Administration officials also didn’t spell out the full effect of the cuts until relatively late in the game; some argue too late. Making matters even worse was contractors’ historic tendency to protect their own turf at the expense of the industry as a whole.
“The defense industry has all of the unity and coherence of Balkan politics,” Thompson said. “These companies spend every hour of every day competing with each other. So getting them to do and say the same thing in the face of the sequestration threat is difficult.”
When Sen. John McCain, R-Ariz., and several colleagues last year asked 13 top defense contractors how the sequester would affect them, for example, they got differing responses. Lockheed Martin Chairman and CEO Robert Stevens wrote to say “significant job losses” and layoff notices were on the way. By contrast, United Technologies Corp. CEO Louis Chênevert told McCain in August, “we would probably not need to issue” such notices for several months.

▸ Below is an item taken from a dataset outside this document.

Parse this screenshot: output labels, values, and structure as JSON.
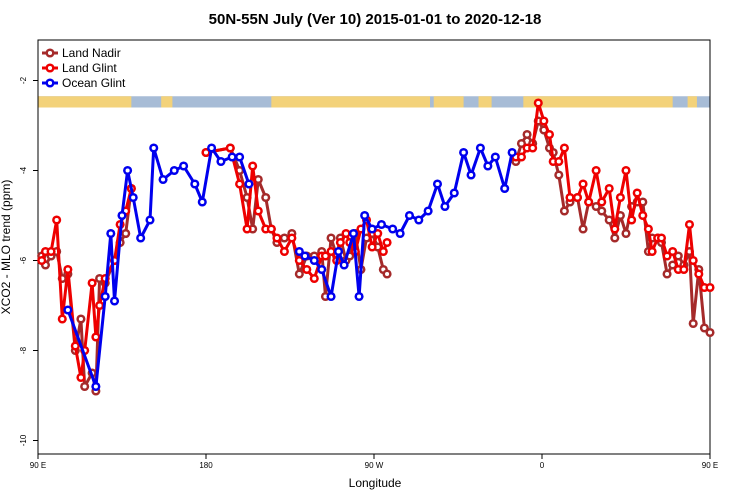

Nor does the industry have a team of heavy-hitting associations backing it up. With the associations representing the Army, Navy and Air Force focused less on advocacy than on public events, lobbying has fallen almost entirely to the Aerospace Industries Association.
AIA officials have “punched above their weight,” said American Enterprise Institute Research Fellow Mackenzie Eaglen. The AIA has substantially increased its lobbying and campaign spending since Marion Blakey, former administrator of the Federal Aviation Administration, took over in 2007. The AIA’s “Second to None” campaign included economic studies to drive home the message that the sequester would kill 2.14 million American jobs. The AIA is pushing for a full reversal of the cuts.
“As people learn more directly and in their districts what the damaging impacts are, I think you will start to see people change their minds,” said Cord Sterling, AIA vice president of legislative affairs.
Still, the AIA’s budget, which according to tax records was $13.7 million in 2010, can’t compare with major trade groups such as the U.S. Chamber of Commerce, which spent $145.7 million that year. And long-term industry consolidation, which defense experts now consider inevitable, will translate into fewer lobbying and campaign dollars to go around.
“We are laying people off,” Herson said. “And the less employees we have, the less people we have to draw on for the PACs.”